Inoltre, l’introduzione della tariffa puntuale corrispettiva d’ambito (a partire dal 2027), così come prevista dalla Legge n. 147/13 (commi 652 e 668), dalla Legge Regione Marche n. 5/18, nonché dal Piano d’Ambito ATA2 approvato qualche anno fa dai sindaci, è una disposizione che prescinde dalla volontà del gestore del servizio o del singolo Comune. In effetti, questa modalità, come detto, è già vigente e non può variare in funzione del gestore del servizio (pubblico o privato che sia) o delle sue modalità di individuazione (affidamento diretto o gara).
Per quanto concerne i costi delle alluvioni, è sempre ARERA che norma, con le sue delibere, le modalità di finanziamento dei costi degli eventi climatici calamitosi. Nello specifico, con la delibera 386/23 istitutiva delle componenti perequative UR1 ed UR2, presenti nelle bollette TARI; tali componenti, in particolare la componente UR2, serviranno a finanziare (attraverso la Cassa CSEA di ARERA) tutti i costi degli eventi calamitosi, senza così pesare sui bilanci comunali o sui cittadini.
Ovviamente, quanto sopra precisato sulle modalità di determinazione delle tariffe vale anche per la gestione dei mancati incassi. Le norme per l’imputazione dei costi derivanti da “crediti inesigibili” rimangono quelle ora in vigore, così come stabilito prima dal Ministero dell’economia e delle finanze (si veda il documento “LINEE GUIDA TARES”) e poi da ARERA con l’MTR2 sopra citato; in esse vengono normate le modalità d’imputazione dei costi, ivi compresi i “crediti inesigibili” (CCD è la specifica voce del Piano Economico Finanziario) e i “crediti di dubbia esigibilità” (per i quali è previsto l’accantonamento nel bilancio comunale al Fondo crediti di dubbia esigibilità). I costi sono imputati per singolo Comune nel proprio Piano Economico Finanziario di riferimento, senza nessun aggravio per i singoli Comuni, che anzi beneficeranno dell’effetto delle economie di scala derivanti dalla gestione unica (il PEF: Piano Economico Finanziario, è un documento in cui sono elencate tutte le voci di costo del servizio rifiuti, redatto sotto le rigide norme di ARERA, la cui somma è la base d’imputazione della TARI o della futura tariffa puntuale corrispettiva).

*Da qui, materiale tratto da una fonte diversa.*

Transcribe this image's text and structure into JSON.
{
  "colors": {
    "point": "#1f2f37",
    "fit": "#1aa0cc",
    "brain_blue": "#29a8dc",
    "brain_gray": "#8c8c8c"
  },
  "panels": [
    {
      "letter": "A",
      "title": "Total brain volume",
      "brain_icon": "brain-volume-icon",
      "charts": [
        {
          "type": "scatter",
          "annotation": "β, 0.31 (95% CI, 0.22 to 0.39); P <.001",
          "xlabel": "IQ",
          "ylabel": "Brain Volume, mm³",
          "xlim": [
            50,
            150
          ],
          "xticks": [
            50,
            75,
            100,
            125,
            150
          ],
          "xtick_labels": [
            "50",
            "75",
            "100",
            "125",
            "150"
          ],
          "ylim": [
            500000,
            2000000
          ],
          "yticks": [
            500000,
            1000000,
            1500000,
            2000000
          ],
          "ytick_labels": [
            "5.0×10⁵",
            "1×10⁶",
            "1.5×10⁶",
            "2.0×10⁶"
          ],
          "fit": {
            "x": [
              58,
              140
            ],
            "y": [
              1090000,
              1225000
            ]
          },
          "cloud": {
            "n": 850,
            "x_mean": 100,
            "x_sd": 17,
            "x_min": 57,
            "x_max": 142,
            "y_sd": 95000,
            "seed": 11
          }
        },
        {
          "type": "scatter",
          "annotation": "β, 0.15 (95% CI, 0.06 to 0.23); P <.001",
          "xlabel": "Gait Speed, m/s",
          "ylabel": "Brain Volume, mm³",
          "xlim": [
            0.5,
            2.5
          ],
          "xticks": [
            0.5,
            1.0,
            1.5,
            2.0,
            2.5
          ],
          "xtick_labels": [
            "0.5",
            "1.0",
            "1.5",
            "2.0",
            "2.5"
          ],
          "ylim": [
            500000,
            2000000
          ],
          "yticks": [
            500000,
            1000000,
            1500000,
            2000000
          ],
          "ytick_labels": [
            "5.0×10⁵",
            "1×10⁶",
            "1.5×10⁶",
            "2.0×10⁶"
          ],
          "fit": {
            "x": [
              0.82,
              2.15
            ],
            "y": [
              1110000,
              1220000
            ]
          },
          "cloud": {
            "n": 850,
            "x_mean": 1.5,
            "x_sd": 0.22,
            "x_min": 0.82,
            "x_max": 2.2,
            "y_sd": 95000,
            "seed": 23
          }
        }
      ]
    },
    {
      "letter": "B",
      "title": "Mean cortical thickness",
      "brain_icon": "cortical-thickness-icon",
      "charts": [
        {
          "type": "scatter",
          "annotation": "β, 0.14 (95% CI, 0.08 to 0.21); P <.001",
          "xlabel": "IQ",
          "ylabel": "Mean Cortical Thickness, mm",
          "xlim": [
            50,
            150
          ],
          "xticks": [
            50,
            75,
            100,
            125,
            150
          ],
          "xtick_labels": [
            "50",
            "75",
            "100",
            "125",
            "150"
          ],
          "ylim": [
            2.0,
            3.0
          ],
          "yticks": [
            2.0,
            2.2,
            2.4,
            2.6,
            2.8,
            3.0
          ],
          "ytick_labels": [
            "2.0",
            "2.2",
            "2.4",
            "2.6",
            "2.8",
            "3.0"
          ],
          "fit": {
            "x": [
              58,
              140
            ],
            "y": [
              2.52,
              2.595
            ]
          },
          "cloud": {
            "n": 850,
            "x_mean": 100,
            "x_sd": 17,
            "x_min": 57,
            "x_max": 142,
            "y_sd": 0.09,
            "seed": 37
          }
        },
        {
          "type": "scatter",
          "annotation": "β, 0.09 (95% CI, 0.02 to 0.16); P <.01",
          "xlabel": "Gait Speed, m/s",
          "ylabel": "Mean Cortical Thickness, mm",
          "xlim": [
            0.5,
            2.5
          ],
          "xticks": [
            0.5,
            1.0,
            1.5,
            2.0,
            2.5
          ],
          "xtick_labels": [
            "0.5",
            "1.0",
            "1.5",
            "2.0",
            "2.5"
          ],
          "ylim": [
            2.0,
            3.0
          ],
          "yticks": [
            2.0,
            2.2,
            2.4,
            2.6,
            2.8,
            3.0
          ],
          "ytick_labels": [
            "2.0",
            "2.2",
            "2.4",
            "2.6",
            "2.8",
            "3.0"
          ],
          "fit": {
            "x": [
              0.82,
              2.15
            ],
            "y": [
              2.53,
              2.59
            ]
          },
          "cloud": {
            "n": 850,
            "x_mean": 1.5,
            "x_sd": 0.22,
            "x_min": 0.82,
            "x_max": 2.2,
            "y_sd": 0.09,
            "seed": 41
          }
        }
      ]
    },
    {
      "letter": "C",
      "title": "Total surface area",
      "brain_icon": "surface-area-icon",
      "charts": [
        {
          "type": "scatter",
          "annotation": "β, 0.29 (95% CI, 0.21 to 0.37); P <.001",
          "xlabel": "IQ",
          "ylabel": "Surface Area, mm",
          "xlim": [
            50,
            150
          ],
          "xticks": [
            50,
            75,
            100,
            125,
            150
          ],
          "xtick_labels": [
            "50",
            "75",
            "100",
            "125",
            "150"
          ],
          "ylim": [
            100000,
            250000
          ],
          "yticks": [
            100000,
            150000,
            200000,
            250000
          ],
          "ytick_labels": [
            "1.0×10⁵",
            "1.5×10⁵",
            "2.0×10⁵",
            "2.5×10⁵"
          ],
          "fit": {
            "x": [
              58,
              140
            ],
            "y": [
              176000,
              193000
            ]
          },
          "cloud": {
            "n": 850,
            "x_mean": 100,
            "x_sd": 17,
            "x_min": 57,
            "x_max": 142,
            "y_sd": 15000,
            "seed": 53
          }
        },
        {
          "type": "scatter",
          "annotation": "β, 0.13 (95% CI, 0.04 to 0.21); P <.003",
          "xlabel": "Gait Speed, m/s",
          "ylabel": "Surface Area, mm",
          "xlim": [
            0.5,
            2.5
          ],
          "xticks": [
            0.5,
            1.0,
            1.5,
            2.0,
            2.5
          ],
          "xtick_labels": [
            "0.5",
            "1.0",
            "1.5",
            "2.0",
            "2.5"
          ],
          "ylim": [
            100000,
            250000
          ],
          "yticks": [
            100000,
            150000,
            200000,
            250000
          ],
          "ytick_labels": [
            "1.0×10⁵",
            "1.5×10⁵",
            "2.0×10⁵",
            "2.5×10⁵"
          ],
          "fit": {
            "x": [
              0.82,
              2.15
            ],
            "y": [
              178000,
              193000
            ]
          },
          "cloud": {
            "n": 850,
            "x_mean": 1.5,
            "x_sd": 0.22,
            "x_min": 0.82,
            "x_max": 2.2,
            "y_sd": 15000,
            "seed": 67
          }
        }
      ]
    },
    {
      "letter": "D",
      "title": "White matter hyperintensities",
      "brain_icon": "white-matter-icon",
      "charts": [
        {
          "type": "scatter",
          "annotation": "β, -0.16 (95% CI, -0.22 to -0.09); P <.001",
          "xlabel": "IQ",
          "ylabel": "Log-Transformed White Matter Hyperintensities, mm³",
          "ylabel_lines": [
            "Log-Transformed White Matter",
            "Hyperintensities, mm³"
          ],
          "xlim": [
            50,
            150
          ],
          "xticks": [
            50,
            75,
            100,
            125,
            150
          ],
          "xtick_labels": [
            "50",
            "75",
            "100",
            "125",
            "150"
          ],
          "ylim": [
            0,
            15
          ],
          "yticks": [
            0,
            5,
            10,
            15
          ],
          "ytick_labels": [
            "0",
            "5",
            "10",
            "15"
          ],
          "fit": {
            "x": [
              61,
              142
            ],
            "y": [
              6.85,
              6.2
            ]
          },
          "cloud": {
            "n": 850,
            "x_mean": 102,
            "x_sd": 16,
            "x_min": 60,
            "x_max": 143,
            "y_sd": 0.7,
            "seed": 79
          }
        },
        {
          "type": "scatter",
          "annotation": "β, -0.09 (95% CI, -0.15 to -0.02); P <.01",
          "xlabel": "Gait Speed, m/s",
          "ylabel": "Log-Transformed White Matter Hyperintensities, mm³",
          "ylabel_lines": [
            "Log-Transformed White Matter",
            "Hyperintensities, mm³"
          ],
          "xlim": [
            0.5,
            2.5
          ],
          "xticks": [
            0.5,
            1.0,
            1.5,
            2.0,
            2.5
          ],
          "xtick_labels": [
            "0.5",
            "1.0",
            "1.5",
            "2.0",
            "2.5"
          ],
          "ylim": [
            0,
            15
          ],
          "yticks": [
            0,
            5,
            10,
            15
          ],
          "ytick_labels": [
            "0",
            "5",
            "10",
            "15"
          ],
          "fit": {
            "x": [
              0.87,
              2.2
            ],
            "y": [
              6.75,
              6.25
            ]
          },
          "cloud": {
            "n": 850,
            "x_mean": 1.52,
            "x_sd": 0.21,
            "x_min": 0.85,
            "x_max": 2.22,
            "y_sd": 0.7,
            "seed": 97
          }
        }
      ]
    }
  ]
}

Si precisa che anche oggi, ovviamente, non tutta la TARI è riscossa dai Comuni (dove anzi il non riscosso è abbastanza alto, poiché oscilla tra l’8% e il 20%). In questa ipotesi, il costo del non riscosso si scarica sui cittadini con due modalità. La prima, riguarda l’accantonato al Fondo crediti di dubbia esigibilità, che ingessa il bilancio dei Comuni, vincolando parte dell’avanzo. La seconda, riguarda la parte eccedente, che contribuisce, comunque alla riduzione dell’avanzo di amministrazione.
Tuttavia, i Comuni possono, legittimamente, recuperare parte della TARI non riscossa rendicontandola e inserendola nel proprio Piano Economico Finanziario, così da incassarla con la TARI degli anni successivi. In particolare, il Comune di Senigallia, per l’anno 2024 ha quantificato questo accantonamento per crediti TARI inesigibili, computato nell’ammontare dei costi coperti dalla TARI e quindi pagati dai cittadini, in euro 280.000 (duecento ottantamila); lo stesso importo di euro 280.000 (duecento ottantamila) ha previsto per il 2025.
Ovviamente, l’auspicio è che in prospettiva il gestore AnconAmbiente sia in grado di ridurre gli insoluti dalle odierne percentuali dei Comuni a valori più bassi e sostenibili per i cittadini. Conseguentemente, la nostra stima di “crediti inesigibili” e “crediti di dubbia esigibilità” per circa il 6% è un obiettivo ragionevole che occorre porsi e raggiungere nell’interesse dei cittadini.
In conclusione, sembra che i dubbi espressi dal Sindaco di Senigallia siano immotivati, visto che il settore dei rifiuti è regolato da ARERA in ogni singolo aspetto specifico, soprattutto a garanzia dei singoli cittadini.